EssentialDB does not currently support any partitioning or sharding schemes, so data is written and loaded to disk at once. This is okay, since EssentialDB is designed to be used mostly in-memory, but it means that disk writes are expensive. We did some fairly extensive benchmarking of Python 3 serializers and found that Pickle is the fastest and most versatile serialization techniques and is the default mechanism in EssentialDB for (de)serializing documents on disk.

Recognizing there are plenty of times when another format might be desired, version 0.5 adds support for Python’s built-in JSON (de)serializer by adding the ‘serializer’ flag. You can invoke like this:

import essentialdb
db =  essentialdb.EssentialDB(filepath=self.path, serializer=essentialdb.JSONSerializer())

What if you want to use something else though? Like ujson or msg-pack? Simply define your own storage class that implement the load and dump methods:

import msgpack
import essentialDB

class MsgPackSerializer:
    """
    Implements a basic (de)serializer based on MessagePack.
    """

    @staticmethod
    def load(file_path):
        with open(file_path, 'rb') as fp:
            data = msgpack.unpack(fp, encoding='utf-8')
        return data

    @staticmethod
    def dump(data, file_path):
        with open(file_path, 'wb') as fp:
            msgpack.pack(output, fp, use_bin_type=True)

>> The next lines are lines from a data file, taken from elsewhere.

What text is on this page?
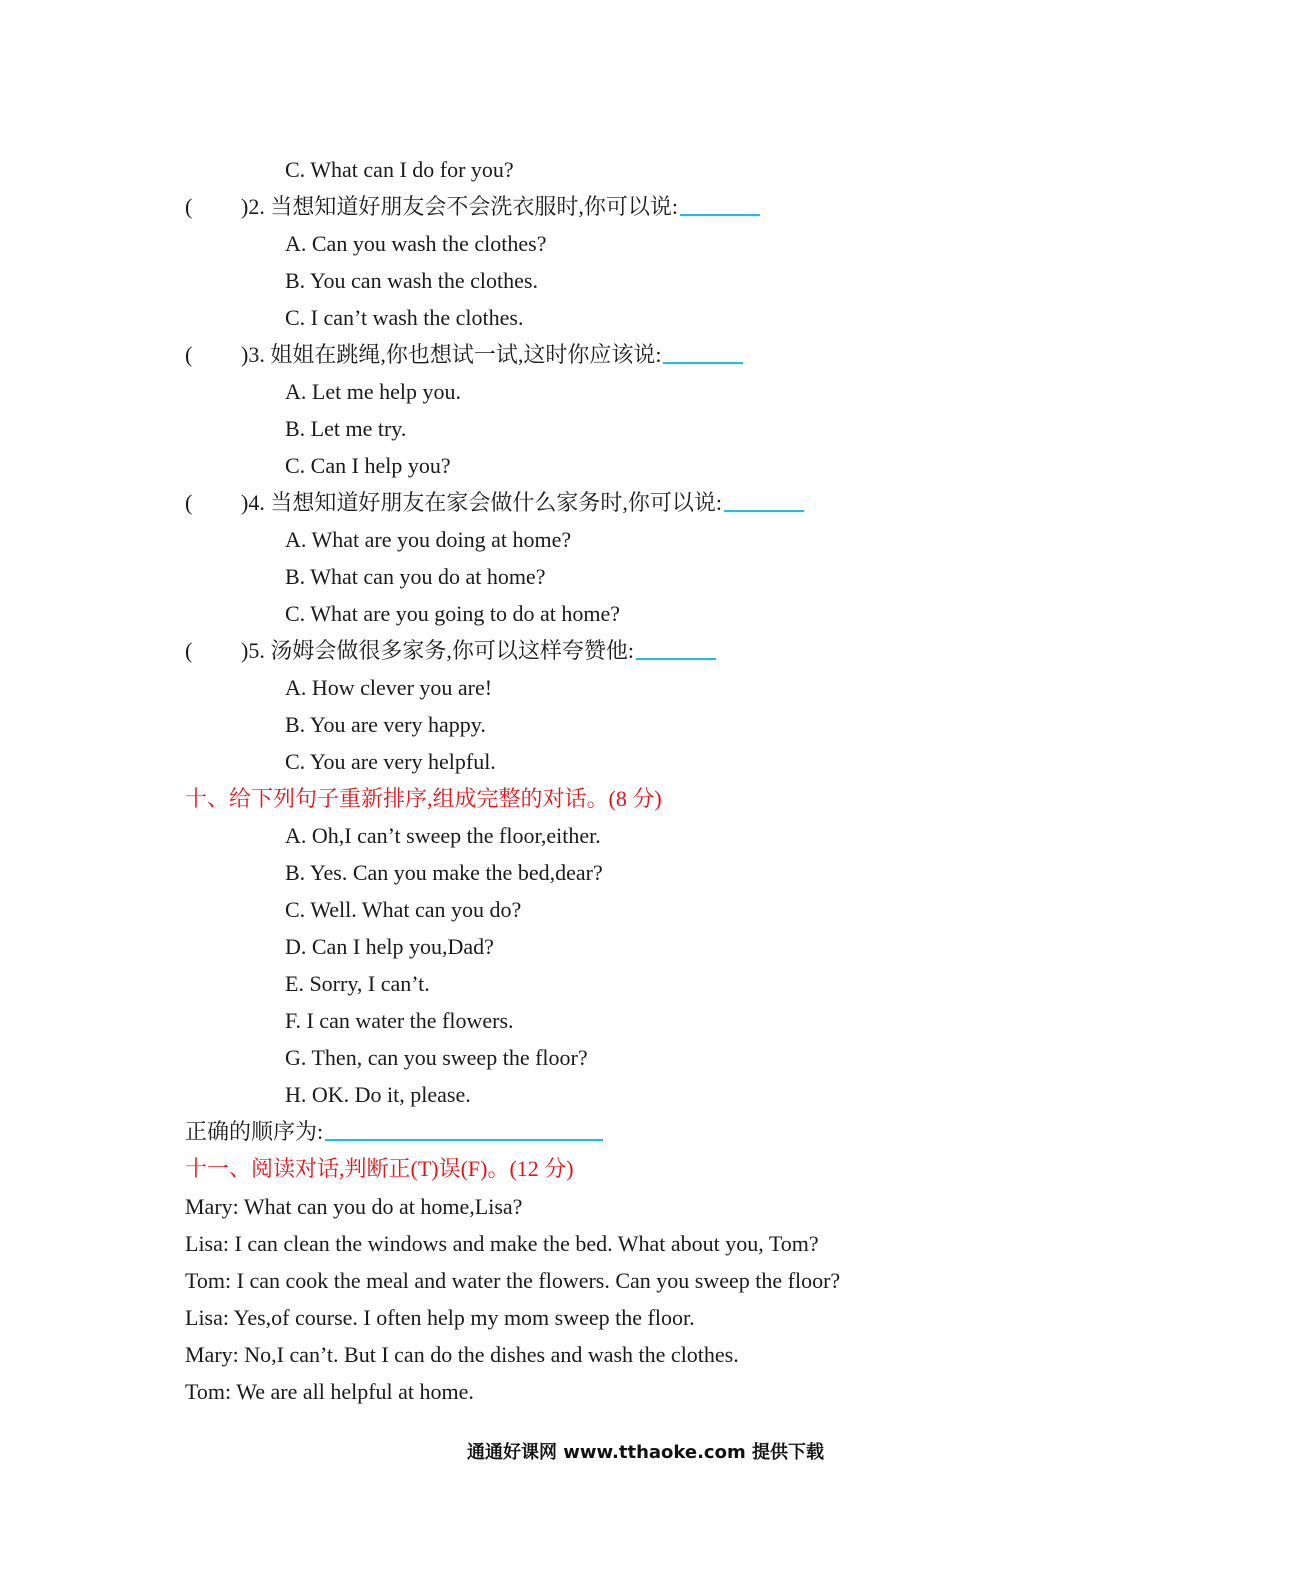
C. What can I do for you?
( )2. 当想知道好朋友会不会洗衣服时,你可以说:
A. Can you wash the clothes?
B. You can wash the clothes.
C. I can’t wash the clothes.
( )3. 姐姐在跳绳,你也想试一试,这时你应该说:
A. Let me help you.
B. Let me try.
C. Can I help you?
( )4. 当想知道好朋友在家会做什么家务时,你可以说:
A. What are you doing at home?
B. What can you do at home?
C. What are you going to do at home?
( )5. 汤姆会做很多家务,你可以这样夸赞他:
A. How clever you are!
B. You are very happy.
C. You are very helpful.
十、给下列句子重新排序,组成完整的对话。(8 分)
A. Oh,I can’t sweep the floor,either.
B. Yes. Can you make the bed,dear?
C. Well. What can you do?
D. Can I help you,Dad?
E. Sorry, I can’t.
F. I can water the flowers.
G. Then, can you sweep the floor?
H. OK. Do it, please.
正确的顺序为:
十一、阅读对话,判断正(T)误(F)。(12 分)
Mary: What can you do at home,Lisa?
Lisa: I can clean the windows and make the bed. What about you, Tom?
Tom: I can cook the meal and water the flowers. Can you sweep the floor?
Lisa: Yes,of course. I often help my mom sweep the floor.
Mary: No,I can’t. But I can do the dishes and wash the clothes.
Tom: We are all helpful at home.
通通好课网 www.tthaoke.com 提供下载
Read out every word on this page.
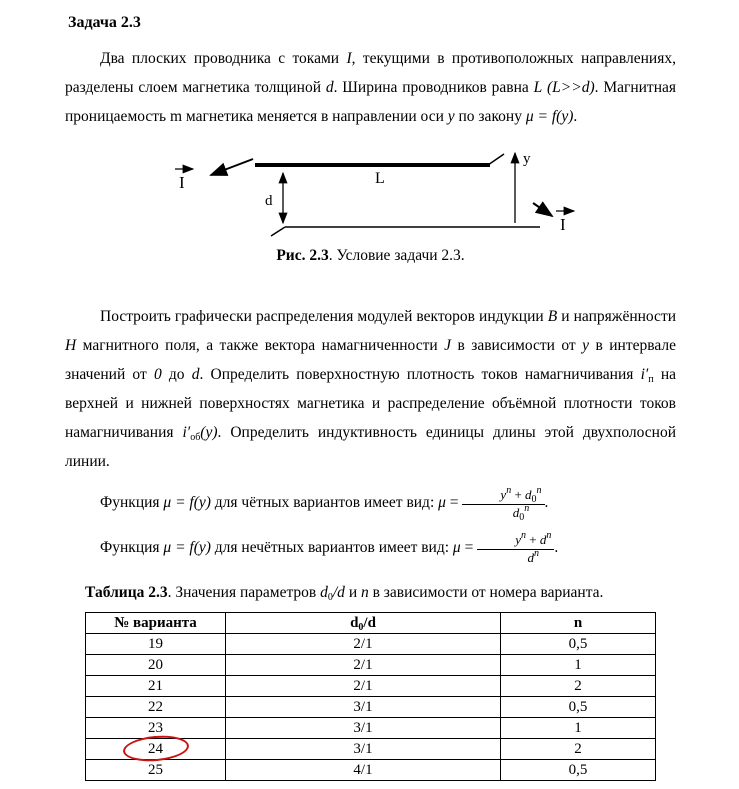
Задача 2.3

Два плоских проводника с токами I, текущими в противоположных направлениях, разделены слоем магнетика толщиной d. Ширина проводников равна L (L>>d). Магнитная проницаемость m магнетика меняется в направлении оси y по закону μ = f(y).

I
d
L
y
I

Рис. 2.3. Условие задачи 2.3.

Построить графически распределения модулей векторов индукции B и напряжённости H магнитного поля, а также вектора намагниченности J в зависимости от y в интервале значений от 0 до d. Определить поверхностную плотность токов намагничивания $i'_п$ на верхней и нижней поверхностях магнетика и распределение объёмной плотности токов намагничивания $i'_{об}(y)$. Определить индуктивность единицы длины этой двухполосной линии.

Функция μ = f(y) для чётных вариантов имеет вид: $\mu = \frac{y^n + d_0^n}{d_0^n}$ .

Функция μ = f(y) для нечётных вариантов имеет вид: $\mu = \frac{y^n + d^n}{d^n}$ .

Таблица 2.3. Значения параметров $d_0/d$ и n в зависимости от номера варианта.

№ варианта	$d_0/d$	n
19	2/1	0,5
20	2/1	1
21	2/1	2
22	3/1	0,5
23	3/1	1
24	3/1	2
25	4/1	0,5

db =  essentialdb.EssentialDB(filepath=self.path, serializer=essentialdb.MsgPackSerializer())

Beaware though, serializers not based on pickle will likely perform slower in most use cases. Assitionally, they will not natively support many Python types (like datetime). You can add those to most serializers with custom hooks. EssentialDB does not include native support for non-builtin (de)serializers to avoid external dependencies.